Abstract

Abstract Despite plausible behavioral and physiological pathways, limited evidence exists on how temperature variability is associated with acute mental health-related episodes. This analysis explored associations between daily temperature range (DTR) and mental health-related hospitalizations in New York State during 1995-2014. A case-crossover design with distributed lag non-linear DTR terms (0-6 days) estimated associations between ZIP Code-level DTR and hospitalizations for mood, anxiety, adjustment, and schizophrenia disorders, adjusting for daily mean temperature, and how associations varied by age, sex, admission type and season. For all outcomes, across most DTR distribution, divergence from the study period daily mean (7.7 °C) yielded a positive association to a threshold (5.2 °C, 25th percentile; 12.2 °C, 90th percentile), beyond which negative associations were observed.
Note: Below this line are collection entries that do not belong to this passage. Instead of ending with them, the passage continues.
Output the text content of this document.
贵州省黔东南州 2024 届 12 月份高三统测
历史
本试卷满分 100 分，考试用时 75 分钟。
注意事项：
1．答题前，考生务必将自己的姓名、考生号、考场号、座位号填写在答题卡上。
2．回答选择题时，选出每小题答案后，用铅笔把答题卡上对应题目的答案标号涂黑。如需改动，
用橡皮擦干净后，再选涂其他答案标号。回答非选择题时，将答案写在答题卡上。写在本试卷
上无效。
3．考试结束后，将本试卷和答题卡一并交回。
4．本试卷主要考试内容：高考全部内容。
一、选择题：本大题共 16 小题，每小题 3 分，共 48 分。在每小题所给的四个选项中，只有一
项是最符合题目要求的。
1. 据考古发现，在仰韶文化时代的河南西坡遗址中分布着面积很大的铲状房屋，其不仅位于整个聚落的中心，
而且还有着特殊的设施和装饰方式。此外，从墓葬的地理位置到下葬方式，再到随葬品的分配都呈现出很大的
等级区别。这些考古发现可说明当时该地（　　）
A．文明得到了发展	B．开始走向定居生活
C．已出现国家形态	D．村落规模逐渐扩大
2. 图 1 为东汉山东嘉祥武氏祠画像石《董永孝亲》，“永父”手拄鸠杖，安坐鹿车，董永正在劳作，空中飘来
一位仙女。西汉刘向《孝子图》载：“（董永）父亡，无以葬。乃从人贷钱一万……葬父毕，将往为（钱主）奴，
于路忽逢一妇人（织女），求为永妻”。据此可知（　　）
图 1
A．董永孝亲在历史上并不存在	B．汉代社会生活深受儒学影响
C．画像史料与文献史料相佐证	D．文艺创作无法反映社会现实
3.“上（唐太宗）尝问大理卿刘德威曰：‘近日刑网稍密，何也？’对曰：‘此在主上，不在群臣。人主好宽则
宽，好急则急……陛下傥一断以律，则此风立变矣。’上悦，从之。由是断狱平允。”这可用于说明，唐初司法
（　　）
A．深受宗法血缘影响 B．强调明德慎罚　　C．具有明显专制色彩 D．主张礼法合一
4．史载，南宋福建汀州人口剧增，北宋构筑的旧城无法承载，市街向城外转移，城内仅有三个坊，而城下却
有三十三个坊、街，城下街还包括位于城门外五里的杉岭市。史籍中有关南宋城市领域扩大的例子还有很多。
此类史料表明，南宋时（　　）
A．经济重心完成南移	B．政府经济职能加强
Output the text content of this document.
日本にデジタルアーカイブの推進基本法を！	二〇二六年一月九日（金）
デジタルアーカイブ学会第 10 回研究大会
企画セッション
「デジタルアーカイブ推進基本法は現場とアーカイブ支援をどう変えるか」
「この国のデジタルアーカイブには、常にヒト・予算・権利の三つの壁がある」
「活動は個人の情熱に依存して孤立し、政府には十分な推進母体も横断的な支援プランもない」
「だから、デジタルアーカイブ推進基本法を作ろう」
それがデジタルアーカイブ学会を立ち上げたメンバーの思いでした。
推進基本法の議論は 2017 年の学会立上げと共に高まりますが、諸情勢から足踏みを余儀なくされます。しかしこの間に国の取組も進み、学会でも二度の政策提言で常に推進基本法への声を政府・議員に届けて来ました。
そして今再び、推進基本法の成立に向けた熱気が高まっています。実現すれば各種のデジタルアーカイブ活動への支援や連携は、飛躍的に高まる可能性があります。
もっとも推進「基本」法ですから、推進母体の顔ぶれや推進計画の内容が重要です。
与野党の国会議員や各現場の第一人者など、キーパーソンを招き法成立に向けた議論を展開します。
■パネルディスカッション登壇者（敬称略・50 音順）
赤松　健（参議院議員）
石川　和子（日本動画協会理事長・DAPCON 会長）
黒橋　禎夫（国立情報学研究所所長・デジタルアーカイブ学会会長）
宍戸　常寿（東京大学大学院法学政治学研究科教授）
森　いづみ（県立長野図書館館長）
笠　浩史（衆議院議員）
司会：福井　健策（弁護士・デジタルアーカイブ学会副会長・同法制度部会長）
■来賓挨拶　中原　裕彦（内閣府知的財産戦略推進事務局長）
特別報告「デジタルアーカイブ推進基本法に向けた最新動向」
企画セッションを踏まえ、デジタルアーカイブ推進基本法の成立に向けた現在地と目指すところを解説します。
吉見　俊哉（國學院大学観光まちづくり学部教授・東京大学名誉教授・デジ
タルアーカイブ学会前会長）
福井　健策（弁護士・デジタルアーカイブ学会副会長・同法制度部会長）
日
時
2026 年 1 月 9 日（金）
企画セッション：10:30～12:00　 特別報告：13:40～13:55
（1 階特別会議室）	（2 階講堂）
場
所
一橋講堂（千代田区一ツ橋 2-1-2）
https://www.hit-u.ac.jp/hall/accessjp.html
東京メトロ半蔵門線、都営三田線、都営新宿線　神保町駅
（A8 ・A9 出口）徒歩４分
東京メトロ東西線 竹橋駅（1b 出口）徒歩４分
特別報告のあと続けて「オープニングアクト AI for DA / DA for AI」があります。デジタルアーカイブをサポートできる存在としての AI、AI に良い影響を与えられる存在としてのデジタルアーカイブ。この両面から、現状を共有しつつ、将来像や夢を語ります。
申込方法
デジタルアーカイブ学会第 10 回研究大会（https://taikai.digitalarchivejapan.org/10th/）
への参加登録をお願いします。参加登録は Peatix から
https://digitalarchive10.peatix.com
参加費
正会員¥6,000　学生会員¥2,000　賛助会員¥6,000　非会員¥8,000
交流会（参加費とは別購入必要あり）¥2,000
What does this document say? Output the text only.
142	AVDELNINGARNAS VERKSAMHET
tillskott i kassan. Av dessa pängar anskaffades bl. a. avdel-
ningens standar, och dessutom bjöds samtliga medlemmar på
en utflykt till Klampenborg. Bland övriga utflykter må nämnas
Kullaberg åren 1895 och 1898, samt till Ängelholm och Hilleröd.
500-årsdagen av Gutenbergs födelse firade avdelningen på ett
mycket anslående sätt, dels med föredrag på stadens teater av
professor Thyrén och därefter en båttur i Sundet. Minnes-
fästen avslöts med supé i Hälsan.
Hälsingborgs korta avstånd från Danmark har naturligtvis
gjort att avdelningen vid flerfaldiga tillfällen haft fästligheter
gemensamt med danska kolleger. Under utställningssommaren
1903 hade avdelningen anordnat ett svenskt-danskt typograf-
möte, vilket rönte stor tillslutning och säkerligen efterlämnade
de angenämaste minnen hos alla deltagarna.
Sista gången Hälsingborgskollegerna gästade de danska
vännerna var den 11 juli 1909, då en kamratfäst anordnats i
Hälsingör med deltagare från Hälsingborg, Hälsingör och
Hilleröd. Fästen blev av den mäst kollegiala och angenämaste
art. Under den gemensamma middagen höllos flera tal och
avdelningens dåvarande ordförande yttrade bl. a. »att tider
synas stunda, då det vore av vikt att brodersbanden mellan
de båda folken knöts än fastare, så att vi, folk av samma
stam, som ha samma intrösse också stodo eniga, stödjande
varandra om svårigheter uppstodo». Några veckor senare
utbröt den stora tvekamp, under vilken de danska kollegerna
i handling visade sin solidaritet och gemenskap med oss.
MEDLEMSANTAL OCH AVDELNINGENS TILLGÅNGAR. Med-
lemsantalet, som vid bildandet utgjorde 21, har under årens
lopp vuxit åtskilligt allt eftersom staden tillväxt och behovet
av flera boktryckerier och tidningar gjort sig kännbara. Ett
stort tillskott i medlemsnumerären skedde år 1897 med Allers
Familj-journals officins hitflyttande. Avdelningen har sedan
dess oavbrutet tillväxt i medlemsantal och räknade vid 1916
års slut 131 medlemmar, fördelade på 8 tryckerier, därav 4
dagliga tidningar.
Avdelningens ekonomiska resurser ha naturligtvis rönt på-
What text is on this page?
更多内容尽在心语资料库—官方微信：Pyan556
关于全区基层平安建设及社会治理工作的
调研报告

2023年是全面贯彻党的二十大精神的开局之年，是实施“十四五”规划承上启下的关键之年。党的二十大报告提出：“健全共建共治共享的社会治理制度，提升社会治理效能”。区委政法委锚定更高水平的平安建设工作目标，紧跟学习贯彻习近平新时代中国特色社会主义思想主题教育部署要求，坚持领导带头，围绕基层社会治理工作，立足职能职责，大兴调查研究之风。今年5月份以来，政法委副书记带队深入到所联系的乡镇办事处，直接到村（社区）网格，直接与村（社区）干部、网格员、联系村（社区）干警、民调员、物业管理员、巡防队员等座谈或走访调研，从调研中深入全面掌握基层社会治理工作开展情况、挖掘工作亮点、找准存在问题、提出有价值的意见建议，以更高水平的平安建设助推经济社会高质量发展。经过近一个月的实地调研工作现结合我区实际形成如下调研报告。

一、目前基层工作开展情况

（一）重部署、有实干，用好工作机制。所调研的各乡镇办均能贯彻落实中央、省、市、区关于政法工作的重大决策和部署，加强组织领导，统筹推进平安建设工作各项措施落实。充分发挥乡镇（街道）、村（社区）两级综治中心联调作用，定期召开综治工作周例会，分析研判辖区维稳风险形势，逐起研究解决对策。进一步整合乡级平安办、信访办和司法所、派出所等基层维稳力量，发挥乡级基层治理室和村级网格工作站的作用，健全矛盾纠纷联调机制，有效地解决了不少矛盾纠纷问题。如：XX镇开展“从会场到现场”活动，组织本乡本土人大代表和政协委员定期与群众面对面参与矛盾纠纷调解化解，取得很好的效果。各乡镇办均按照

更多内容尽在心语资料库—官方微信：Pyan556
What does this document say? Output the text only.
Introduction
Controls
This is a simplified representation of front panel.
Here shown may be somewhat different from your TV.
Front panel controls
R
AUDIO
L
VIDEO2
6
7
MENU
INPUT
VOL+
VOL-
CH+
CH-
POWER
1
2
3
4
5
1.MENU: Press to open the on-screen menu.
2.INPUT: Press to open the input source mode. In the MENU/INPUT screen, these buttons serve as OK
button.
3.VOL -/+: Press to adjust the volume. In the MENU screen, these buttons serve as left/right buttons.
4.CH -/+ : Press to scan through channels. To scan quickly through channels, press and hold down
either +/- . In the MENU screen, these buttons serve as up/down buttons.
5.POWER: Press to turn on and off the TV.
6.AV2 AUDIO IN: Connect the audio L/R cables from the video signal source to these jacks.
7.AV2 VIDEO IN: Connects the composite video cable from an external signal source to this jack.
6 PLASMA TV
For mood disorders, an increase in DTR from 7.7 °C to 12.2 °C was associated with a cumulative 4.8% (95%CI, 4.0%−5.6%) increase in daily hospitalization rates. This increase was highest during transition seasons (6.0%, 4.5%−7.4%) compared with summer (1.8%, 0.6%−3.0%) and winter (-0.6%, -0.7%−1.9%). Evidence for effect-modification by age group and admission type was inconsistent across outcomes, without evidence for effect modification by sex. This study highlights potential impacts of increased temperature variability in a changing climate on mental health-related outcomes.